Alors il commença de parlementer avec moi, dit qu'il me donnerait toute satisfaction raisonnable, et il aurait bien voulu que je lui dise ce que c'était que j'exigeais, je lui dis que je ne voulais pas être mon propre juge, que la loi déciderait pour moi, et que puisque je devais être menée devant un magistrat, je lui ferais entendre là ce que j'avais à dire. Il me dit qu'il n'y avait point d'occasion d'aller devant la justice, à cette heure; que j'étais en liberté d'aller où il me ferait plaisir, et, s'adressant au commissaire, lui dit qu'il pouvait me laisser aller, puisque j'étais déchargée. Le commissaire lui répondit tranquillement.
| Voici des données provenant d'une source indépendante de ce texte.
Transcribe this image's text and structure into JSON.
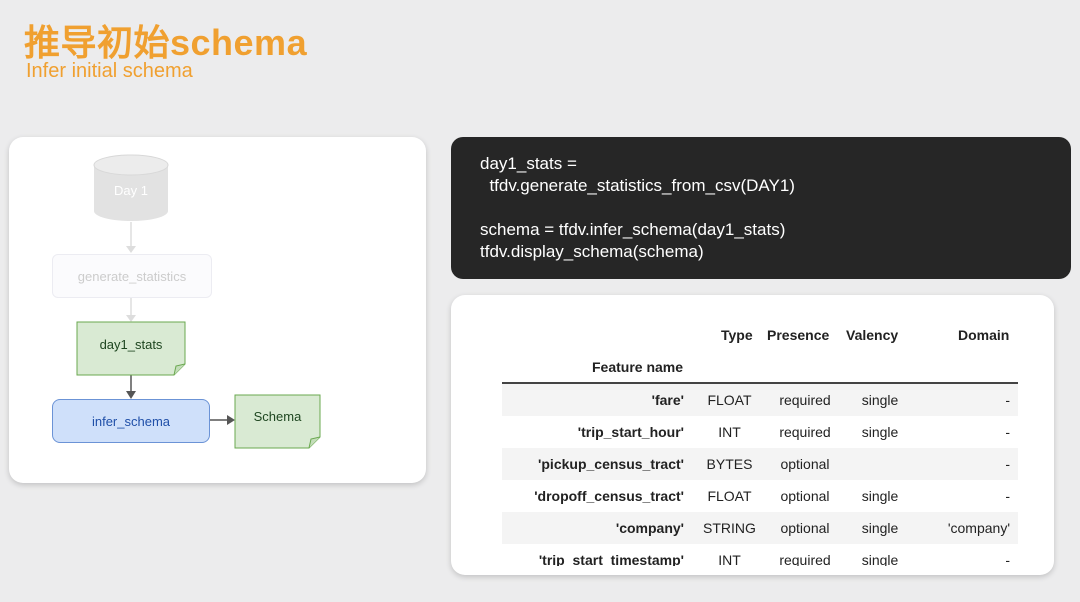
{
  "slide": {
    "title_zh": "推导初始schema",
    "title_en": "Infer initial schema"
  },
  "diagram": {
    "cylinder_label": "Day 1",
    "generate_label": "generate_statistics",
    "stats_label": "day1_stats",
    "infer_label": "infer_schema",
    "schema_label": "Schema",
    "colors": {
      "stats_fill": "#d9ead3",
      "infer_fill": "#cfe0fa",
      "schema_fill": "#d9ead3",
      "faded": "#e2e2e2"
    }
  },
  "code": {
    "text": "day1_stats =\n  tfdv.generate_statistics_from_csv(DAY1)\n\nschema = tfdv.infer_schema(day1_stats)\ntfdv.display_schema(schema)"
  },
  "table": {
    "headers": {
      "type": "Type",
      "presence": "Presence",
      "valency": "Valency",
      "domain": "Domain",
      "feature_name": "Feature name"
    },
    "rows": [
      {
        "name": "'fare'",
        "type": "FLOAT",
        "presence": "required",
        "valency": "single",
        "domain": "-"
      },
      {
        "name": "'trip_start_hour'",
        "type": "INT",
        "presence": "required",
        "valency": "single",
        "domain": "-"
      },
      {
        "name": "'pickup_census_tract'",
        "type": "BYTES",
        "presence": "optional",
        "valency": "",
        "domain": "-"
      },
      {
        "name": "'dropoff_census_tract'",
        "type": "FLOAT",
        "presence": "optional",
        "valency": "single",
        "domain": "-"
      },
      {
        "name": "'company'",
        "type": "STRING",
        "presence": "optional",
        "valency": "single",
        "domain": "'company'"
      },
      {
        "name": "'trip_start_timestamp'",
        "type": "INT",
        "presence": "required",
        "valency": "single",
        "domain": "-"
      }
    ]
  }
}
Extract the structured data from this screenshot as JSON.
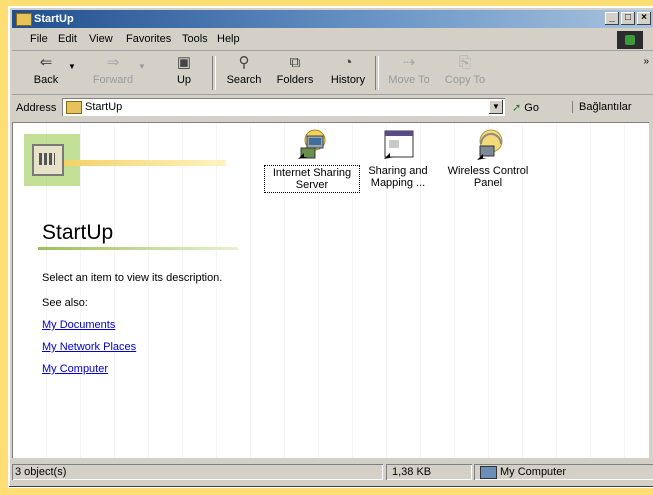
{
  "window": {
    "title": "StartUp"
  },
  "titlebar_buttons": {
    "minimize": "_",
    "maximize": "□",
    "close": "×"
  },
  "menu": [
    "File",
    "Edit",
    "View",
    "Favorites",
    "Tools",
    "Help"
  ],
  "toolbar": {
    "back": "Back",
    "forward": "Forward",
    "up": "Up",
    "search": "Search",
    "folders": "Folders",
    "history": "History",
    "move_to": "Move To",
    "copy_to": "Copy To"
  },
  "address": {
    "label": "Address",
    "value": "StartUp",
    "go": "Go",
    "links": "Bağlantılar"
  },
  "panel": {
    "heading": "StartUp",
    "description": "Select an item to view its description.",
    "see_also": "See also:",
    "links": [
      "My Documents",
      "My Network Places",
      "My Computer"
    ]
  },
  "items": [
    {
      "label": "Internet Sharing Server",
      "icon": "internet-sharing-server-icon"
    },
    {
      "label": "Sharing and Mapping ...",
      "icon": "sharing-mapping-icon"
    },
    {
      "label": "Wireless Control Panel",
      "icon": "wireless-control-panel-icon"
    }
  ],
  "status": {
    "objects": "3 object(s)",
    "size": "1,38 KB",
    "location": "My Computer"
  },
  "colors": {
    "title_bar": "#1f4f8f",
    "link": "#0000cc",
    "chrome": "#d4d0c8",
    "background": "#ffdf74"
  }
}
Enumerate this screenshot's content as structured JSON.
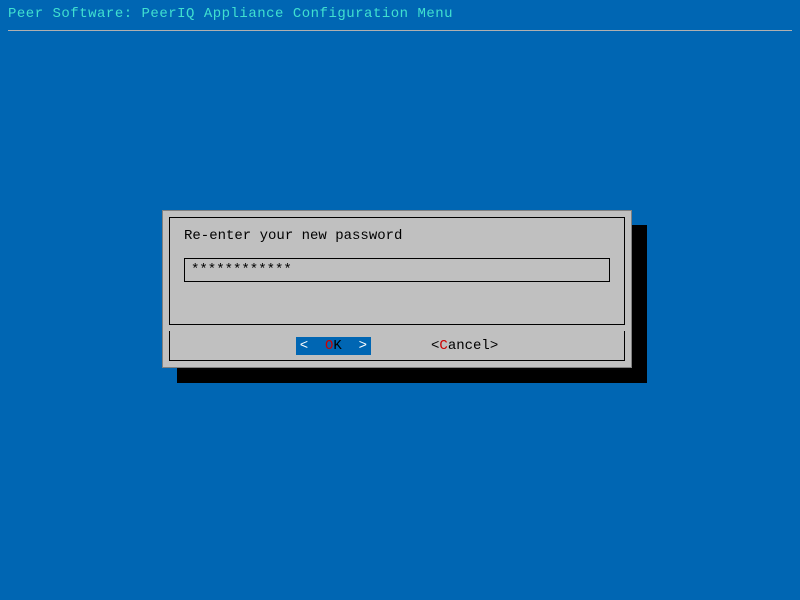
{
  "header": {
    "title": "Peer Software: PeerIQ Appliance Configuration Menu"
  },
  "dialog": {
    "prompt": "Re-enter your new password",
    "password_value": "************",
    "buttons": {
      "ok": {
        "left_bracket": "<  ",
        "hotkey": "O",
        "rest": "K  ",
        "right_bracket": ">"
      },
      "cancel": {
        "left_bracket": "<",
        "hotkey": "C",
        "rest": "ancel",
        "right_bracket": ">"
      }
    }
  }
}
—Monsieur, vous m'avez demandé tout à l'heure si j'étais commissaire ou juge de paix; vous m'avez ordonné de faire mon service; et vous m'avez mandé cette dame comme prisonnière; à cette heure, monsieur, je vois que vous n'entendez point mon service, puisque vous voudriez faire de moi un juge vraiment; mais je suis obligé de vous dire que cela n'est point en mon pouvoir; j'ai droit de garder un prisonnier quand on me l'a mandé, mais c'est la loi et le magistrat seulement, qui peuvent décharger ce prisonnier: par ainsi, vous vous trompez, monsieur, il faut que je l'emmène maintenant devant un juge, que cela vous plaise ou non.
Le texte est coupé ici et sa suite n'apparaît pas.